Lebanese Military Museum
- Established: 1974
- Location: Yarze, Baabda District
- Coordinates: 33°50′00″N 35°32′00″E﻿ / ﻿33.833333°N 35.533333°E
- Type: Military Museum
- Website: http://www.lebarmy.gov.lb

= Lebanese Military Museum =

Military museum in Yarze, Lebanon

The Lebanese Military Museum (Arabic: المتحف العسكري Al Mathaf al-askari) is part of the Lebanese Armed Forces and dedicated for the preservation of old Lebanese military antiques. The museum is currently located at the Ministry of National Defense, in Yarze.

==History==
The idea of establishing a military museum dedicated to the Lebanese Army emerged during the post-independence period, after the Lebanese authorities had supported the Lebanese military units, who were formerly enlisted in the French Army. Following the evacuation of foreign troops stationed in Lebanon (August 1, 1945), the Army Command ordered, in 1974, the establishment of a committee responsible for documenting the history of the Lebanese army and the preservation of its heritage.

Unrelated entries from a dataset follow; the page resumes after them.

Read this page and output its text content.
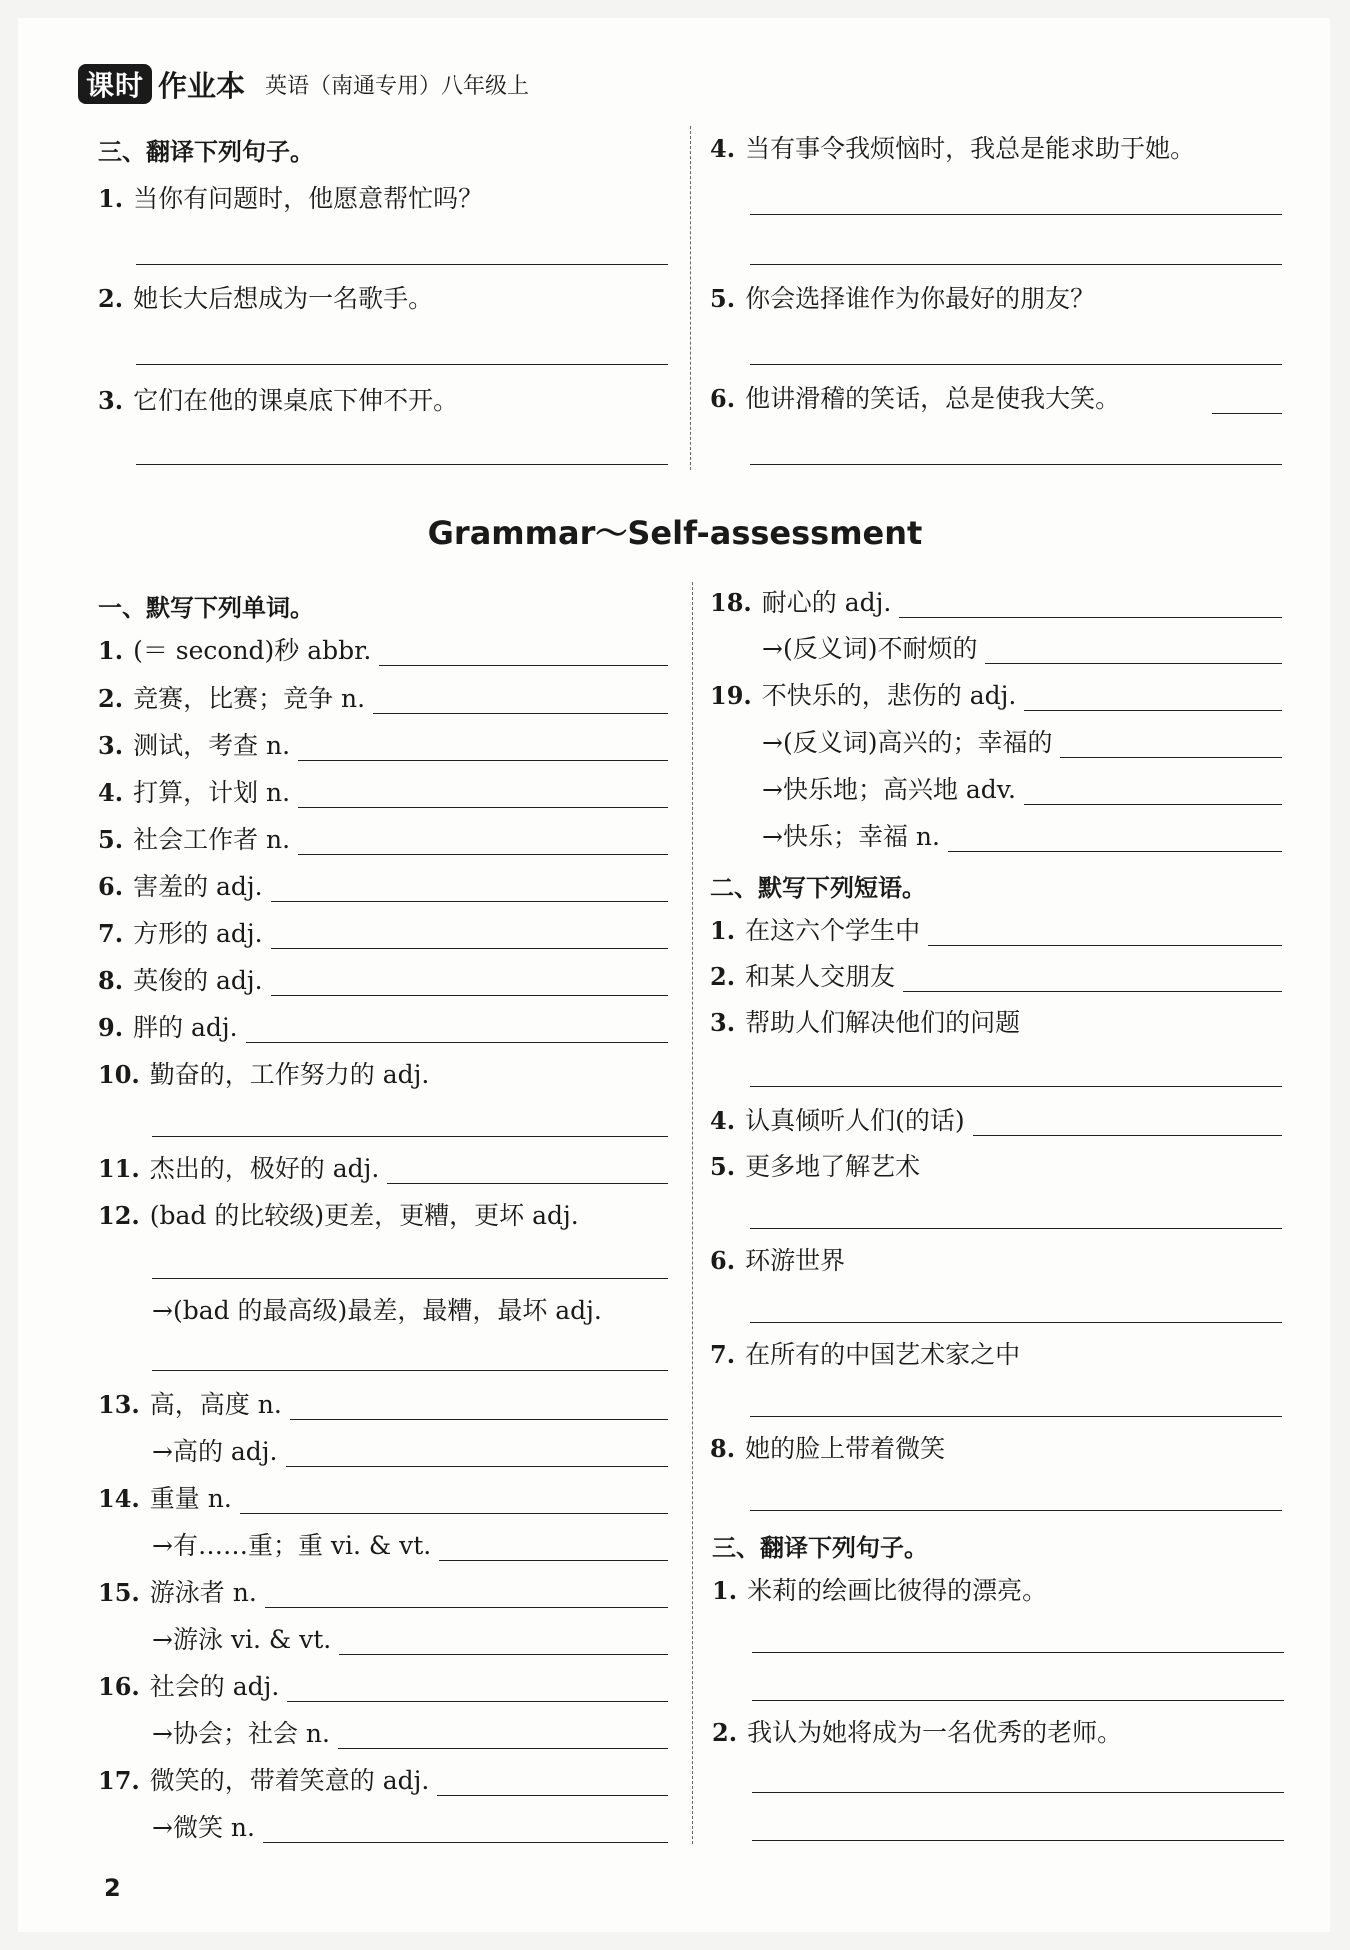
课时 作业本 英语（南通专用）八年级上
三、翻译下列句子。
1. 当你有问题时，他愿意帮忙吗？
2. 她长大后想成为一名歌手。
3. 它们在他的课桌底下伸不开。
4. 当有事令我烦恼时，我总是能求助于她。
5. 你会选择谁作为你最好的朋友？
6. 他讲滑稽的笑话，总是使我大笑。
Grammar～Self-assessment
一、默写下列单词。
1. (＝ second)秒 abbr.
2. 竞赛，比赛；竞争 n.
3. 测试，考查 n.
4. 打算，计划 n.
5. 社会工作者 n.
6. 害羞的 adj.
7. 方形的 adj.
8. 英俊的 adj.
9. 胖的 adj.
10. 勤奋的，工作努力的 adj.
11. 杰出的，极好的 adj.
12. (bad 的比较级)更差，更糟，更坏 adj.
→(bad 的最高级)最差，最糟，最坏 adj.
13. 高，高度 n.
→高的 adj.
14. 重量 n.
→有……重；重 vi. & vt.
15. 游泳者 n.
→游泳 vi. & vt.
16. 社会的 adj.
→协会；社会 n.
17. 微笑的，带着笑意的 adj.
→微笑 n.
18. 耐心的 adj.
→(反义词)不耐烦的
19. 不快乐的，悲伤的 adj.
→(反义词)高兴的；幸福的
→快乐地；高兴地 adv.
→快乐；幸福 n.
二、默写下列短语。
1. 在这六个学生中
2. 和某人交朋友
3. 帮助人们解决他们的问题
4. 认真倾听人们(的话)
5. 更多地了解艺术
6. 环游世界
7. 在所有的中国艺术家之中
8. 她的脸上带着微笑
三、翻译下列句子。
1. 米莉的绘画比彼得的漂亮。
2. 我认为她将成为一名优秀的老师。
2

Since 1948, the Army Command began the collection and storage of old equipment, weapons and military uniforms. A year later, contacts between the Army Command and the directorate of antiques (of the Ministry of Education) enabled the Army Command forward the idea of establishing a military museum, with a view of assembling the military history in its possession. The proposal won approval and support of the Director of antiques, Emir Maurice Chehab. Thus, contacts were established between the parties concerned, namely the directorate of the antiques at the Ministry of Interior and the municipality of Beirut through the Ministry of Education to assign an area of 2600 m^{2} south of the current museum in the eastern part of Beirut racetrack. The new building, which was to be attached to the National Museum, was called "The Museum of the Middle Ages and the Army" and exhibited medieval and contemporary objects.

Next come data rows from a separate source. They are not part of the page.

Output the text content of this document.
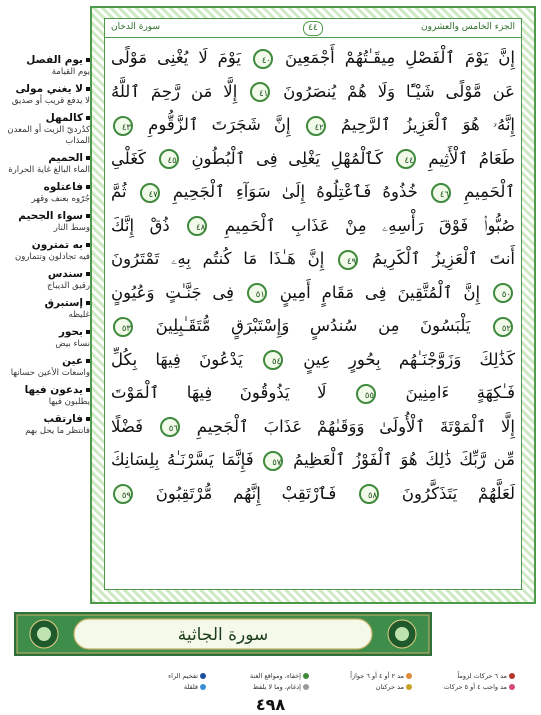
يوم الفصل
يوم القيامة
لا يغني مولى
لا يدفع قريب أو صديق
كالمهل
كدُرديّ الزيت أو المعدن المذاب
الحميم
الماء البالغ غاية الحرارة
فاعتلوه
جُرّوه بعنف وقهر
سواء الجحيم
وسط النار
به تمترون
فيه تجادلون وتتمارون
سندس
رقيق الديباج
إستبرق
غليظه
بحور
نساء بيض
عين
واسعات الأعين حسانها
يدعون فيها
يطلبون فيها
فارتقب
فانتظر ما يحل بهم
الجزء الخامس والعشرون
٤٤
سورة الدخان
إِنَّ يَوْمَ ٱلْفَصْلِ مِيقَـٰتُهُمْ أَجْمَعِينَ ٤٠ يَوْمَ لَا يُغْنِى مَوْلًى
عَن مَّوْلًى شَيْـًٔا وَلَا هُمْ يُنصَرُونَ ٤١ إِلَّا مَن رَّحِمَ ٱللَّهُ
إِنَّهُۥ هُوَ ٱلْعَزِيزُ ٱلرَّحِيمُ ٤٢ إِنَّ شَجَرَتَ ٱلزَّقُّومِ ٤٣
طَعَامُ ٱلْأَثِيمِ ٤٤ كَٱلْمُهْلِ يَغْلِى فِى ٱلْبُطُونِ ٤٥ كَغَلْىِ
ٱلْحَمِيمِ ٤٦ خُذُوهُ فَٱعْتِلُوهُ إِلَىٰ سَوَآءِ ٱلْجَحِيمِ ٤٧ ثُمَّ
صُبُّوا۟ فَوْقَ رَأْسِهِۦ مِنْ عَذَابِ ٱلْحَمِيمِ ٤٨ ذُقْ إِنَّكَ
أَنتَ ٱلْعَزِيزُ ٱلْكَرِيمُ ٤٩ إِنَّ هَـٰذَا مَا كُنتُم بِهِۦ تَمْتَرُونَ
٥٠ إِنَّ ٱلْمُتَّقِينَ فِى مَقَامٍ أَمِينٍ ٥١ فِى جَنَّـٰتٍ وَعُيُونٍ
٥٢ يَلْبَسُونَ مِن سُندُسٍ وَإِسْتَبْرَقٍ مُّتَقَـٰبِلِينَ ٥٣
كَذَٰلِكَ وَزَوَّجْنَـٰهُم بِحُورٍ عِينٍ ٥٤ يَدْعُونَ فِيهَا بِكُلِّ
فَـٰكِهَةٍ ءَامِنِينَ ٥٥ لَا يَذُوقُونَ فِيهَا ٱلْمَوْتَ
إِلَّا ٱلْمَوْتَةَ ٱلْأُولَىٰ وَوَقَىٰهُمْ عَذَابَ ٱلْجَحِيمِ ٥٦ فَضْلًا
مِّن رَّبِّكَ ذَٰلِكَ هُوَ ٱلْفَوْزُ ٱلْعَظِيمُ ٥٧ فَإِنَّمَا يَسَّرْنَـٰهُ بِلِسَانِكَ
لَعَلَّهُمْ يَتَذَكَّرُونَ ٥٨ فَٱرْتَقِبْ إِنَّهُم مُّرْتَقِبُونَ ٥٩
سورة الجاثية
مد ٦ حركات لزوماً
مد ٢ أو ٤ أو ٦ جوازاً
إخفاء، ومواقع الغنة
تفخيم الراء
مد واجب ٤ أو ٥ حركات
مد حركتان
إدغام، وما لا يلفظ
قلقلة
٤٩٨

Contacts continued in the 1950s and early 1960s, until the Council of Ministers approved the construction of the museum, and entrusted the implementation of construction projects, in agreement with the Ministry of National Defense and the Ministry of Education. As a result of numerous studies, construction began in the summer of 1968 and the structure was built with funds allocated to the museum (£L1,000,000). The work was interrupted a year later due to necessary appropriations for the Department of National Defense. In the 1970s, the site became under the stewardship of the Directorate General of the ruins.

In 1977, the building was leased to the Lebanese University, by a decision from the council of ministers, to become the seat of the rector and the university administration (until 1998). In that year, a new building was built near the Ministry of National Defense in Yarzeh, however, the limited size of the building did not permit the storage of all the old equipment, military uniforms and others. Some of the content remained stored at the Museum of Fayadieh military school, and the rest in the fortress of Rashaya in the region of West Beqaa, while being connected to the main military museum in the Ministry of National Defense. Finally, the military museum was annexed to the directorate of orientation and regarded as one of its departments.

==Stored material==
The old weapons constitute a major element in the museum, with swords and axes hanging on the walls. In addition the place includes old pistols, photos and paintings, with some dating back to the Ottoman rule. The copy of the original bronze icon "Qana, the celebration of martyrdom", designed by the artist Michel Sakr who later enrolled in the LAF. The icon was depicted shortly after the Israeli bombing of Qana, commemorating the martyrs who were killed during the April War of 1996. It was inaugurated in Byblos, then transferred to the Parliament where it was fixed and given "the shield of Qana".

In addition, the museum preserve a historic petition, carved on wood and signed by 41 Lebanese officers following the proposal of Captain Jamil Lahoud, declaring the sole service under the Lebanese national flag. This petition was made after the division of the French army in 1941, and the participation of units of the Free French Forces under the command of General Charles de Gaulle in war against Germany and Italy. This has let, in the summer of 1941, the joint forces of the Free French and British forces to attack the Vichy French troops positioned in Syria and Lebanon, through Palestine. French forces stationed in Syria have resisted against the invasion of the allies, with the participation of Lebanese and Syrian forces that were subject to this command at the time. This arrangement has prompted the Lebanese opposition of officers, heads of Lebanese gunmen, who considered that Lebanon should not interfere in disputes between the parties, and that the soldiers should defend their borders against any enemy.

Other texts, in the museum, include among them the text on the Battle of Malkieh when Lebanese, Syrian and Iraqi, with Yugoslav volunteers drove Israeli forces from the town of Malkieh on May 16, 1948. Similarly, the museum includes gifts, shields, certificates of appreciation offered to the Lebanese army, and other.

==Location==
Located near the main entrance of the Ministry of National Defense in Yarze, the museum is marked by a landmark, a tower of beige concrete and weaponry. Designed and gifted to Lebanon in 1995 by an artist called Arman, on the accompanying plaque, the imposing monument, with over a score of tank barrels protruding from its side, is entitled Hope for Peace. Just opposite stands the statue of the immortal, which was inaugurated on 22 November 1996, in memory of the LAF martyrs, and a plaque positioned on the museum's forecourt with the inscription "The Military Museum-Yarze" (prepared on 9 October 1998, under the patronage of General Émile Lahoud, the former commander of the army). The oval building includes 2 rooms with several levels and a lower lounge.